Democrats are bracing for the court’s 6-3 conservative majority to deliver potentially blockbuster defeats but are already preparing to try to turn the losses into victories at the ballot box. Democrats are betting on polling trends that show that Americans support Roe v. Wade and tougher gun laws, especially in the vital and fluid suburbs.
Rep. Sean Patrick Maloney of New York, the campaign chair tasked with defending Democrats’ House majority, said Republicans “may live to regret it” if the Supreme Court majority they built reverses Roe.
“Anybody who understands how important reproductive freedom is would be outraged by overturning 50 years of settled law. It would be terrible for the country. And I think there would be a price to pay,” Maloney said. “People who contribute to that should be held accountable.”

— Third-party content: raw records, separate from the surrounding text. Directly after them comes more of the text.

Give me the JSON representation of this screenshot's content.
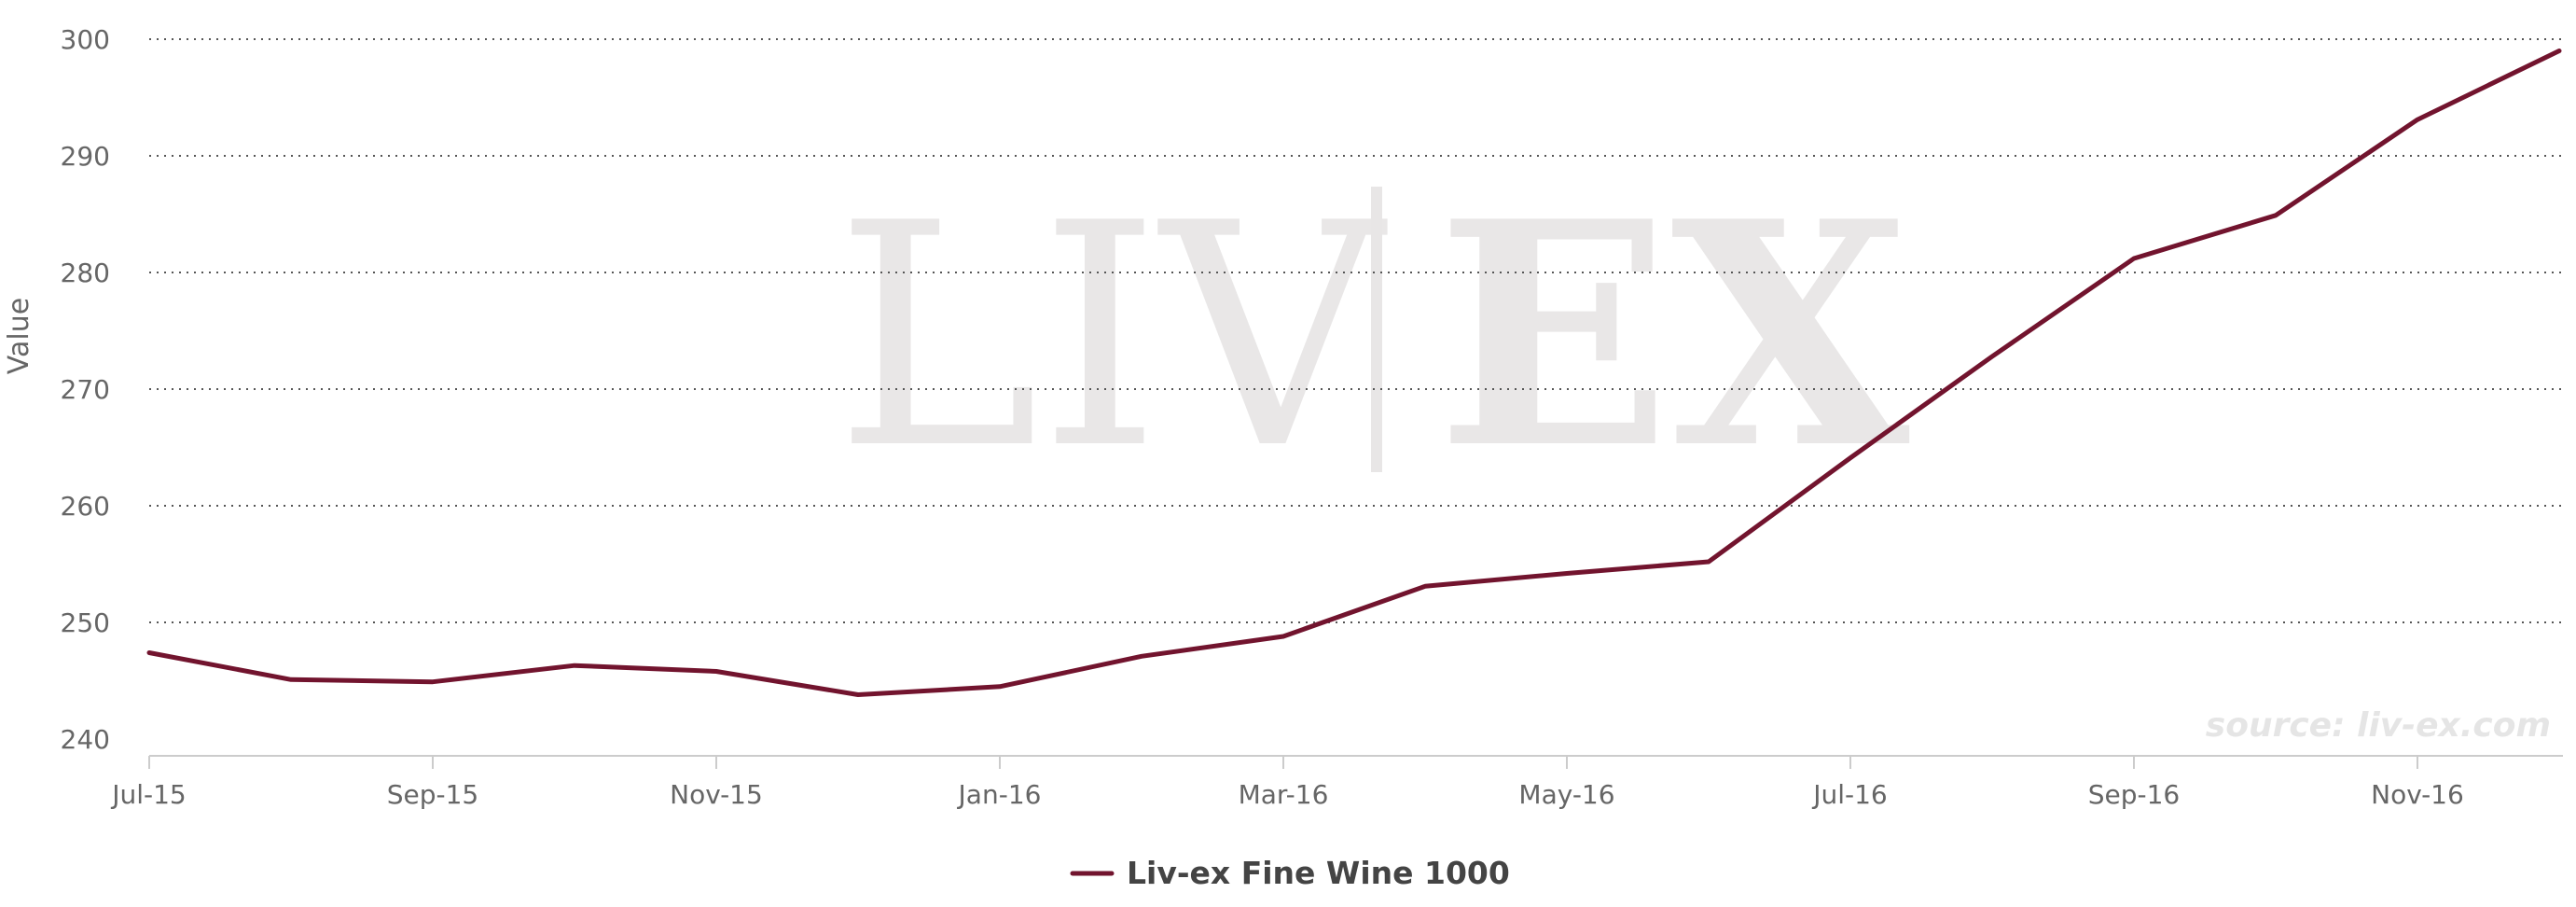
{
  "chart_data": {
    "type": "line",
    "title": "",
    "ylabel": "Value",
    "xlabel": "",
    "ylim": [
      240,
      300
    ],
    "yticks": [
      "240",
      "250",
      "260",
      "270",
      "280",
      "290",
      "300"
    ],
    "x": [
      "Jul-15",
      "Aug-15",
      "Sep-15",
      "Oct-15",
      "Nov-15",
      "Dec-15",
      "Jan-16",
      "Feb-16",
      "Mar-16",
      "Apr-16",
      "May-16",
      "Jun-16",
      "Jul-16",
      "Aug-16",
      "Sep-16",
      "Oct-16",
      "Nov-16",
      "Dec-16"
    ],
    "xticks": [
      "Jul-15",
      "Sep-15",
      "Nov-15",
      "Jan-16",
      "Mar-16",
      "May-16",
      "Jul-16",
      "Sep-16",
      "Nov-16"
    ],
    "series": [
      {
        "name": "Liv-ex Fine Wine 1000",
        "color": "#72142e",
        "values": [
          247.4,
          245.1,
          244.9,
          246.3,
          245.8,
          243.8,
          244.5,
          247.1,
          248.8,
          253.1,
          254.2,
          255.2,
          264.1,
          272.8,
          281.2,
          284.9,
          293.1,
          299.0
        ]
      }
    ],
    "grid": true,
    "legend": "bottom-center"
  },
  "watermark": {
    "left": "LIV",
    "right": "EX"
  },
  "source_note": "source: liv-ex.com",
  "colors": {
    "series": "#72142e",
    "grid": "#555555",
    "axis": "#cccccc",
    "watermark": "#e2e0e0"
  }
}
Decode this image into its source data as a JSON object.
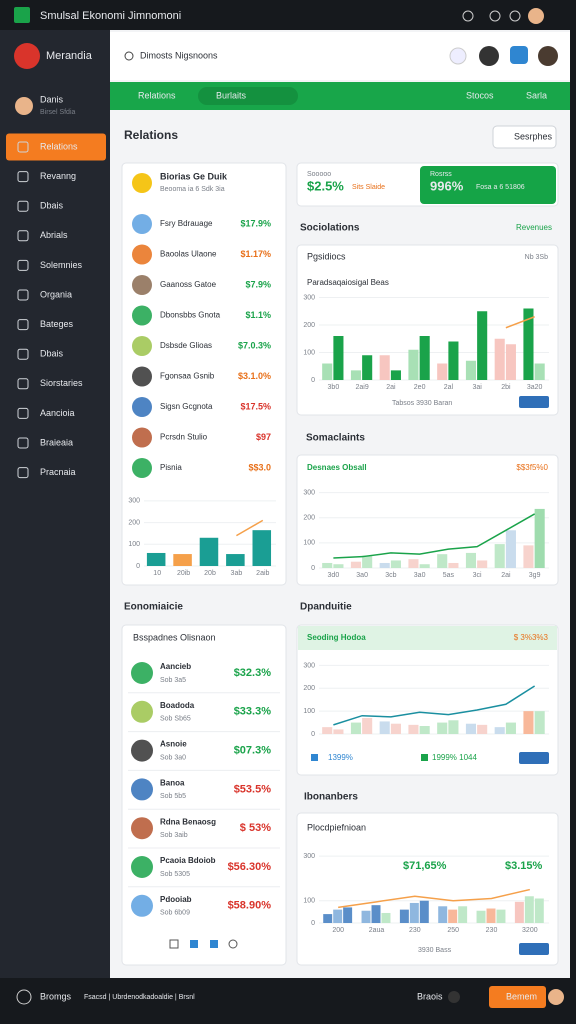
{
  "titlebar": {
    "title": "Smulsal Ekonomi Jimnomoni"
  },
  "sidebar": {
    "brand": "Merandia",
    "user": {
      "name": "Danis",
      "role": "Birsel Sfdia"
    },
    "items": [
      "Relations",
      "Revanng",
      "Dbais",
      "Abrials",
      "Solemnies",
      "Organia",
      "Bateges",
      "Dbais",
      "Siorstaries",
      "Aancioia",
      "Braieaia",
      "Pracnaia"
    ]
  },
  "topbar": {
    "search": "Dimosts Nigsnoons"
  },
  "greenbar": {
    "left": "Relations",
    "pill": "Burlaits",
    "right": [
      "Stocos",
      "Sarla"
    ]
  },
  "page": {
    "title": "Relations",
    "search": "Sesrphes"
  },
  "contacts": {
    "title": "Biorias Ge Duik",
    "subtitle": "Beooma ia 6 Sdk 3ia",
    "rows": [
      {
        "name": "Fsry Bdrauage",
        "value": "$17.9%",
        "color": "#1aa34a"
      },
      {
        "name": "Baoolas Ulaone",
        "value": "$1.17%",
        "color": "#e8701a"
      },
      {
        "name": "Gaanoss Gatoe",
        "value": "$7.9%",
        "color": "#1aa34a"
      },
      {
        "name": "Dbonsbbs Gnota",
        "value": "$1.1%",
        "color": "#1aa34a"
      },
      {
        "name": "Dsbsde Glioas",
        "value": "$7.0.3%",
        "color": "#1aa34a"
      },
      {
        "name": "Fgonsaa Gsnib",
        "value": "$3.1.0%",
        "color": "#e8701a"
      },
      {
        "name": "Sigsn Gcgnota",
        "value": "$17.5%",
        "color": "#d9342b"
      },
      {
        "name": "Pcrsdn Stulio",
        "value": "$97",
        "color": "#d9342b"
      },
      {
        "name": "Pisnia",
        "value": "$$3.0",
        "color": "#e8701a"
      }
    ],
    "chart": {
      "categories": [
        "10",
        "20ib",
        "20b",
        "3ab",
        "2aib"
      ],
      "ylim": [
        0,
        350
      ],
      "yticks": [
        0,
        100,
        200,
        300
      ],
      "bars": {
        "values": [
          60,
          55,
          130,
          55,
          165
        ],
        "colors": [
          "#1a9e94",
          "#f5a04a",
          "#1a9e94",
          "#1a9e94",
          "#1a9e94"
        ]
      },
      "line": {
        "values": [
          null,
          null,
          null,
          140,
          210
        ],
        "color": "#f5a04a"
      }
    }
  },
  "stats": {
    "left": {
      "label": "Sooooo",
      "value": "$2.5%",
      "note": "Sits Slaide"
    },
    "right": {
      "label": "Rosrss",
      "value": "996%",
      "note": "Fosa a 6 51806"
    }
  },
  "sociolations": {
    "title": "Sociolations",
    "link": "Revenues",
    "header": "Pgsidiocs",
    "header_right": "Nb 3Sb",
    "subtitle": "Paradsaqaiosigal Beas",
    "legend": "Tabsos 3930 Baran",
    "chart": {
      "categories": [
        "3b0",
        "2ai9",
        "2ai",
        "2e0",
        "2al",
        "3ai",
        "2bi",
        "3a20"
      ],
      "ylim": [
        0,
        320
      ],
      "yticks": [
        0,
        100,
        200,
        300
      ],
      "bars": {
        "values": [
          60,
          160,
          35,
          90,
          90,
          35,
          110,
          160,
          60,
          140,
          70,
          250,
          150,
          130,
          260,
          60
        ],
        "colors": [
          "#a8e0b5",
          "#1aa34a",
          "#a8e0b5",
          "#1aa34a",
          "#f7c6c0",
          "#1aa34a",
          "#a8e0b5",
          "#1aa34a",
          "#f7c6c0",
          "#1aa34a",
          "#a8e0b5",
          "#1aa34a",
          "#f7c6c0",
          "#f7c6c0",
          "#1aa34a",
          "#a8e0b5"
        ]
      },
      "line": {
        "values": [
          null,
          null,
          null,
          null,
          null,
          null,
          190,
          230
        ],
        "color": "#f5a04a"
      }
    }
  },
  "somaclaints": {
    "title": "Somaclaints",
    "header": "Desnaes Obsall",
    "header_right": "$$3f5%0",
    "chart": {
      "categories": [
        "3d0",
        "3a0",
        "3cb",
        "3a0",
        "5as",
        "3ci",
        "2ai",
        "3g9"
      ],
      "ylim": [
        0,
        350
      ],
      "yticks": [
        0,
        100,
        200,
        300
      ],
      "bars": {
        "values": [
          20,
          15,
          25,
          50,
          20,
          30,
          35,
          15,
          55,
          20,
          60,
          30,
          95,
          150,
          90,
          235
        ],
        "colors": [
          "#bfe8c8",
          "#bfe8c8",
          "#f7d3cd",
          "#bfe8c8",
          "#c9dced",
          "#bfe8c8",
          "#f7d3cd",
          "#bfe8c8",
          "#bfe8c8",
          "#f7d3cd",
          "#bfe8c8",
          "#f7d3cd",
          "#bfe8c8",
          "#c9dced",
          "#f7d3cd",
          "#9fdcae"
        ]
      },
      "line": {
        "values": [
          40,
          45,
          60,
          55,
          75,
          85,
          150,
          215
        ],
        "color": "#1aa34a"
      }
    }
  },
  "economia": {
    "title": "Eonomiaicie",
    "header": "Bsspadnes Olisnaon",
    "rows": [
      {
        "name": "Aancieb",
        "sub": "Sob 3a5",
        "value": "$32.3%",
        "color": "#1aa34a"
      },
      {
        "name": "Boadoda",
        "sub": "Sob Sb65",
        "value": "$33.3%",
        "color": "#1aa34a"
      },
      {
        "name": "Asnoie",
        "sub": "Sob 3a0",
        "value": "$07.3%",
        "color": "#1aa34a"
      },
      {
        "name": "Banoa",
        "sub": "Sob 5b5",
        "value": "$53.5%",
        "color": "#d9342b"
      },
      {
        "name": "Rdna Benaosg",
        "sub": "Sob 3aib",
        "value": "$ 53%",
        "color": "#d9342b"
      },
      {
        "name": "Pcaoia Bdoiob",
        "sub": "Sob 5305",
        "value": "$56.30%",
        "color": "#d9342b"
      },
      {
        "name": "Pdooiab",
        "sub": "Sob 6b09",
        "value": "$58.90%",
        "color": "#d9342b"
      }
    ]
  },
  "dpanduitie": {
    "title": "Dpanduitie",
    "header": "Seoding Hodoa",
    "header_right": "$ 3%3%3",
    "legend": [
      "1399%",
      "1999% 1044"
    ],
    "chart": {
      "categories": [
        null,
        null,
        null,
        null,
        null,
        null,
        null,
        null
      ],
      "ylim": [
        0,
        350
      ],
      "yticks": [
        0,
        100,
        200,
        300
      ],
      "bars": {
        "values": [
          30,
          20,
          50,
          70,
          55,
          45,
          40,
          35,
          50,
          60,
          45,
          40,
          30,
          50,
          100,
          100
        ],
        "colors": [
          "#f7d3cd",
          "#f7d3cd",
          "#bfe8c8",
          "#f7d3cd",
          "#c9dced",
          "#f7d3cd",
          "#f7d3cd",
          "#bfe8c8",
          "#bfe8c8",
          "#bfe8c8",
          "#c9dced",
          "#f7d3cd",
          "#c9dced",
          "#bfe8c8",
          "#f8b89a",
          "#bfe8c8"
        ]
      },
      "line": {
        "values": [
          40,
          80,
          75,
          95,
          85,
          105,
          130,
          210
        ],
        "color": "#1a8fa0"
      }
    }
  },
  "ibonanbers": {
    "title": "Ibonanbers",
    "header": "Plocdpiefnioan",
    "annotations": [
      "$71,65%",
      "$3.15%"
    ],
    "legend": "3930 Bass",
    "chart": {
      "categories": [
        "200",
        "2aua",
        "230",
        "250",
        "230",
        "3200"
      ],
      "ylim": [
        0,
        350
      ],
      "yticks": [
        0,
        100,
        300
      ],
      "bars": {
        "values": [
          40,
          60,
          70,
          55,
          80,
          45,
          60,
          90,
          100,
          75,
          60,
          75,
          55,
          65,
          60,
          95,
          120,
          110
        ],
        "colors": [
          "#5a8ec9",
          "#8fb7df",
          "#5a8ec9",
          "#8fb7df",
          "#5a8ec9",
          "#bfe8c8",
          "#5a8ec9",
          "#8fb7df",
          "#5a8ec9",
          "#8fb7df",
          "#f8b89a",
          "#bfe8c8",
          "#bfe8c8",
          "#f8b89a",
          "#bfe8c8",
          "#f7c6c0",
          "#bfe8c8",
          "#bfe8c8"
        ]
      },
      "line": {
        "values": [
          70,
          95,
          120,
          100,
          110,
          150
        ],
        "color": "#f5a04a"
      }
    }
  },
  "footer": {
    "left": "Bromgs",
    "middle": "Fsacsd | Ubrdenodkadoaldie | Brsnl",
    "right": "Braois",
    "button": "Bemem"
  }
}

Historical trends favor Republicans in the battle for the House and the Senate next year. The last two presidents suffered heavy losses for their parties in the first midterm elections. Democrats, who rely on a base of younger and nonwhite voters, tend to have sharper drop-offs in turnout when they control the White House.
“Turnout, turnout, turnout!” said Tyler Law, who was an aide to the House Democrats’ campaign arm in 2018.
“If you look back at past midterms where Democrats took an a-- whooping, it was largely because of huge drops in Democratic turnout,” he said. “Two massive decisions from the Supreme Court will up the stakes of the election and fight against any voter apathy that could hurt our side.”
For decades, abortion has been a political win-win for Republicans, galvanizing their base while lulling supporters of legal abortion into relative complacency because of a perceived unlikelihood of losing the right. Guns were once a winning issue for the GOP, but the rising frequency of mass shootings over the last decade has moved voters in favor of stricter laws, surveys show.
Mike Davis, a conservative strategist who has worked on Supreme Court nominations at the highest levels of the GOP, said he’d welcome a battle over the courts in the midterm election.
“As Hillary Clinton in 2016 and four former Senate Democrats in 2018 learned the hard way, focusing on the Supreme Court is a winning issue for Republicans,” Davis said, adding that it “unites and motivates conservatives” and “wins over independents.”
'A problem for Republicans'
In 2018, a heated fight over Supreme Court nominee Brett Kavanaugh fired up conservatives who believed he was mistreated over decades-old allegations of sexual misconduct. Last year, one week before the election, Republicans confirmed Amy Coney Barrett to replace the late liberal icon Ruth Bader Ginsburg, enabling conservative legal victories that once appeared unlikely.
"The American people are pro-choice and understand how important reproductive freedom is," said Rep. Katherine Clark, D-Mass., the second-highest-ranking woman in House leadership. "The American people want to reduce gun violence and make a difference. And so we will see what happens with the Supreme Court. But I think if they were to rule against the will of the American people on those two fundamental issues, that is going to be a problem for Republicans in the fall of 2022."
One case is about the constitutionality of a Mississippi law that would ban most abortions after 15 weeks of pregnancy, going to the heart of Roe v. Wade and its subsequent precedents. In the gun case, the court will decide whether the Second Amendment provides a right to carry a handgun outside the home. The justices will hear both this fall, with decisions expected by the end of June 2022.
President Joe Biden faces a restive progressive flank that is pushing to add four seats to the Supreme Court in response to scorched-earth Republican tactics to cement a conservative majority. In response, he has created a commission with a broad ideological range of voices to study the structure of the court and recommend changes.
A Republican Senate campaign aide predicted that the rulings on guns and abortion would elevate the voices on the left calling to expand the Supreme Court, saying it would enable Republican candidates to run against "court packing," which is unpopular.
Other conservatives downplay the political impact of the cases, suggesting that the outcomes are uncertain and that the justices may take incremental steps with consequences unlikely to be felt broadly or quickly by voters.
“It’s difficult to look into the future and predict how the court might rule on either issue, let alone what the political reaction would be,” said Dan Eberhart, an oil and gas executive who is a major Republican donor. “I have a hard time believing the court will go so far as overturning Roe v. Wade, and even if they do, that doesn’t mean abortions would become illegal overnight.
“Both sides are sure to use these issues to mobilize their base and increase turnout,” he said. “Expect lots of loud, obnoxious, half-truthful campaign ads and fundraising appeals.”